Create a GitHub issues tagger

:wave: Please read the topic category description to understand what this is all about

Description

Many open-source projects on GitHub use Issues to triage feature requests, bugs, and so on. For example, check out the Issues tab of :hugs: Transformers and :hugs: Datasets to get an idea. The goal of this project is to pick your favourite open-source project and create a bot that can automatically assign a Label (e.g. bug, enhancement etc) to a new GitHub issue.

Model(s)

Any of the pretrained BERT-like models on the Hub should serve as a good basis for this project. Given the domain is about source code, you may find that fine-tuning the language model first on the dataset gives a boost in performance.

Datasets

For this project you’ll have to create your own dataset by downloading and processing the GitHub issues associated with an open-source project. You can do this with GitHub’s REST or GraphQL APIs. You can find an example dataset on the Hub here:

Challenges

This is a multilabel classification task, so you’ll need to do some data exploration to figure out which classes can be feasibly detected.

Desired project outcomes

  • Create a Streamlit or Gradio app on :hugs: Spaces that injests new GitHub issues from an open-source project and predicts the Labels of each one.
  • Don’t forget to push all your models and datasets to the Hub so others can build on them!

Additional resources

Discord channel

To chat and organise with other people interested in this project, head over to our Discord and:

  • Follow the instructions on the #join-course channel

  • Join the #github-issues-classification channel

Just make sure you comment here to indicate that you’ll be contributing to this project :slight_smile:

1 Like

I would like to proceed with this project if still possible

1 Like

Hey @DELith yes you’re welcome to take on this project! I’ve created a channel on Discord (see topic description) in case you or others need it :slight_smile:

I would like to participate on this project
When I search on discord for #github-issues-classification nothing happens.

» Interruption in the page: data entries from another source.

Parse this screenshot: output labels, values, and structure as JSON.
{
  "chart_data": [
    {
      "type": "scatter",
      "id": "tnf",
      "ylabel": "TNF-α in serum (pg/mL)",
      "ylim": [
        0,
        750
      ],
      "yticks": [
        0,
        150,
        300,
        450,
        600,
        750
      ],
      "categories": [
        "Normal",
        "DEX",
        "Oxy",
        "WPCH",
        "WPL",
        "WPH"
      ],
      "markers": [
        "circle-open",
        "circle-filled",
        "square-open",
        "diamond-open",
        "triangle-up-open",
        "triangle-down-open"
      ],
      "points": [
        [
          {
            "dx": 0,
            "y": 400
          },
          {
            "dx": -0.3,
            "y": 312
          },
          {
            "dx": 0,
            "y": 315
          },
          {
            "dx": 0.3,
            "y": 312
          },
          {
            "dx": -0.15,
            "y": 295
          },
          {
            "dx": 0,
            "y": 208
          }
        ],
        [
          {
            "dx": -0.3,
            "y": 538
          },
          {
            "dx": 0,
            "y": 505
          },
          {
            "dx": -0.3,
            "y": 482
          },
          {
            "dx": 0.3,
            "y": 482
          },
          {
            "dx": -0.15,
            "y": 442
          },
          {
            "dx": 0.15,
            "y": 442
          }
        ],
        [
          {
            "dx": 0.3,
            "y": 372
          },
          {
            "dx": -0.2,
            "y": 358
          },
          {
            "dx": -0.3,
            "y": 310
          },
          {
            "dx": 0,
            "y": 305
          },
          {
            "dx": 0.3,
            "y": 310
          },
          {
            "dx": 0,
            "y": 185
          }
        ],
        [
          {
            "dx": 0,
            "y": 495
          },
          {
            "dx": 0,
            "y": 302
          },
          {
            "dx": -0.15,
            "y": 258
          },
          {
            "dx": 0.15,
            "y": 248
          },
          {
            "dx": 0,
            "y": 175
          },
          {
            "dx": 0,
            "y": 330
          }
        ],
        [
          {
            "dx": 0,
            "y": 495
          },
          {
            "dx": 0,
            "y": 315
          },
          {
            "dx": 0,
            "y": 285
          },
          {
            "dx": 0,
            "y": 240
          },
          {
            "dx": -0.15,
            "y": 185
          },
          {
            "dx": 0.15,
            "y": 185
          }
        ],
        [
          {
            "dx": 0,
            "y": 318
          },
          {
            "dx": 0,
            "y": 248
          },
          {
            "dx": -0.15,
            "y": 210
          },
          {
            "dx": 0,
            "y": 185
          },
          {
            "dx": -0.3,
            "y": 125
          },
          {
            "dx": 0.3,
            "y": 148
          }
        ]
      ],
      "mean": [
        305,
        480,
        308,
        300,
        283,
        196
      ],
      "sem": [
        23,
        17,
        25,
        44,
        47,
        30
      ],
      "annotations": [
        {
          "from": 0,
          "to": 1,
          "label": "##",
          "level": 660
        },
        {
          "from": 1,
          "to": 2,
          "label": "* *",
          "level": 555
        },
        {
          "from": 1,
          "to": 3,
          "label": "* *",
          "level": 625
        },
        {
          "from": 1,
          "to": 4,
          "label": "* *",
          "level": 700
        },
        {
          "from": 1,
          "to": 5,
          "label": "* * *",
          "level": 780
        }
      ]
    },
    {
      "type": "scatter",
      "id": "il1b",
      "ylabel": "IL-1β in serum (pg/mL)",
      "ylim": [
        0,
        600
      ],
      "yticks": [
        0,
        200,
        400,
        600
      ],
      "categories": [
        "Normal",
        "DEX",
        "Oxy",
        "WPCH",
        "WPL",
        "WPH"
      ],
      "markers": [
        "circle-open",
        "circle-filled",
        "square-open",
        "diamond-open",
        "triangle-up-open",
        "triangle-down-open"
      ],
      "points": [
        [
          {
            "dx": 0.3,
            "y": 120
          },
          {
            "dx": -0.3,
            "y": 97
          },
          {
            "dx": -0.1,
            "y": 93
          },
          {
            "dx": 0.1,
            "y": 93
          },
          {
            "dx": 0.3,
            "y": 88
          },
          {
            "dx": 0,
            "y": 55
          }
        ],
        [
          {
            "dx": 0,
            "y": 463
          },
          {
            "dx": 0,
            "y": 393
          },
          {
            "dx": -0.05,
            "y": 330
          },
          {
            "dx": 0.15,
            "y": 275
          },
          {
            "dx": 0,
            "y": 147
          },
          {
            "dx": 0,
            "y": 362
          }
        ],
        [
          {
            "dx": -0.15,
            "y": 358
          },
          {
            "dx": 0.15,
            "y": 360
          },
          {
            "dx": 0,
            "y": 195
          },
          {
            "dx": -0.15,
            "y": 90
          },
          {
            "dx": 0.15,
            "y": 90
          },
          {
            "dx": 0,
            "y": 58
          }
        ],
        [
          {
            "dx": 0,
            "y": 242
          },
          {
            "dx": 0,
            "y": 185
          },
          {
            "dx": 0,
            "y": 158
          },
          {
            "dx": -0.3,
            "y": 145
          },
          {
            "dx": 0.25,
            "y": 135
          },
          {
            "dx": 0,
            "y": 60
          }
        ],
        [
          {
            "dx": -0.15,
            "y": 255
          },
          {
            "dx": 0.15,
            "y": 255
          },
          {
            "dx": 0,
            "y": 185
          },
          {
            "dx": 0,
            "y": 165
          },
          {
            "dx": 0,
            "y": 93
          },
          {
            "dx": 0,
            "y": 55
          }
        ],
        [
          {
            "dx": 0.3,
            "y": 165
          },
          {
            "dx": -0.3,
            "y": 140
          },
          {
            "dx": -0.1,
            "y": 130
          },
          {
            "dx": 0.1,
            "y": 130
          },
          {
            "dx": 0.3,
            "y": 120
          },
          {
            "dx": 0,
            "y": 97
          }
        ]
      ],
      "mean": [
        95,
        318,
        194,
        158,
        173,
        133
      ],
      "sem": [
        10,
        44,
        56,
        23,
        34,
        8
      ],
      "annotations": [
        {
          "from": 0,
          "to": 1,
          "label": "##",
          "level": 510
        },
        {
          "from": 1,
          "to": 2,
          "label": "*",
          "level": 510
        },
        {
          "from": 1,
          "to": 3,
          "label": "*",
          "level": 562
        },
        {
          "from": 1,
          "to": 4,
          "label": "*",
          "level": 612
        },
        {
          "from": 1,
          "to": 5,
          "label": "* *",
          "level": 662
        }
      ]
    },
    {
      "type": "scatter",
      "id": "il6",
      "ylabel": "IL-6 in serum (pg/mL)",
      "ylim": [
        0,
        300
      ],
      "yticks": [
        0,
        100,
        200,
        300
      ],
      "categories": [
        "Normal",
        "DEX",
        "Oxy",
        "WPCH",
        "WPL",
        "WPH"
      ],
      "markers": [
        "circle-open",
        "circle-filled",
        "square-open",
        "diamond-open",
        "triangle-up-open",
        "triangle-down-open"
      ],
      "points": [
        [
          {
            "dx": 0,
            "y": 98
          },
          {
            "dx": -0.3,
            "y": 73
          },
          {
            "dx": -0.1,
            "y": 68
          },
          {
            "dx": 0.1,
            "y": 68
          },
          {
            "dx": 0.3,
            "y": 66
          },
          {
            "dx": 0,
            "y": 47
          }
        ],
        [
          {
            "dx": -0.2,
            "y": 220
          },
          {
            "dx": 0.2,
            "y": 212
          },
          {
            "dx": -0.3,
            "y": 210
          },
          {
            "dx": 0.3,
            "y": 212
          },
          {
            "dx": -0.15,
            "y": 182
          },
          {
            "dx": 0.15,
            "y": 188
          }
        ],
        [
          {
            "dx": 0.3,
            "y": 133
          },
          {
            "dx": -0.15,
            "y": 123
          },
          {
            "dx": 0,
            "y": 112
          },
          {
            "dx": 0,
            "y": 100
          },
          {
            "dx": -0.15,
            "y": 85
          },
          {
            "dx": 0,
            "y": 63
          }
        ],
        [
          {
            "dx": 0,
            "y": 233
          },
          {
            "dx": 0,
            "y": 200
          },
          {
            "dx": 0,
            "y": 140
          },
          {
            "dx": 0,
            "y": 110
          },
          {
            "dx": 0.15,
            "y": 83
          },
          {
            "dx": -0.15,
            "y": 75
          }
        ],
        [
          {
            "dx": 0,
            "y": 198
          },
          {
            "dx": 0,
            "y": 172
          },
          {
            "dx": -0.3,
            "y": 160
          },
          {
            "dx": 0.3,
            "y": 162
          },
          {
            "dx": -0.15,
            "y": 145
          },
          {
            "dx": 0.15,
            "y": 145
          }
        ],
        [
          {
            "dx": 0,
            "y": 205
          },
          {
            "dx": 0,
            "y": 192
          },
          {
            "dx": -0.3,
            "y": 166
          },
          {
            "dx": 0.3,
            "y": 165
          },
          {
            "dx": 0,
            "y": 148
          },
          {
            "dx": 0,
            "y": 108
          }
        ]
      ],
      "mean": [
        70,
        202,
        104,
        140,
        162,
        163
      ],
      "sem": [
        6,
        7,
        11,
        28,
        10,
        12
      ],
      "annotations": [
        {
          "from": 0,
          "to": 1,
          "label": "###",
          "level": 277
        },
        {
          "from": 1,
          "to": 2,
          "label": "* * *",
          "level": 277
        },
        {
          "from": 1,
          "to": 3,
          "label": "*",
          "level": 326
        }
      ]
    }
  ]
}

I think there’s a disconnect with my discord and my hf.co discussion site.

Hey @gerardo ! Did you first follow the instructions on the #join-course channel? You need to do that to see the team channels :slight_smile:


This is the only information I see when I click #join-course

I think there’s something wrong with my setup.

Hey @gerardo what happens if you add the :hugs: emoji to the message in #join-course? That should automatically open the rest of the team channels

1 Like

To be added, please react to this message with :hugs:

:man_facepalming:t2:

Don’t worry - happens to me all the time :wink:

@lewtun How do you think the raw text from the issue body should be processed before being fed into the model (training\ inference)? I mean the steps preceding the basic pipeline like tokenization and encoding? I am asking, because it might have some markdown syntax as well as long sequences like exception traceback and stuff like that.

Hey @DELith I think you can tokenize the text as you normally would with any text. My suggestion would be to start with that first as a baseline and then see if there’s a need to improve the preprocessing :slight_smile: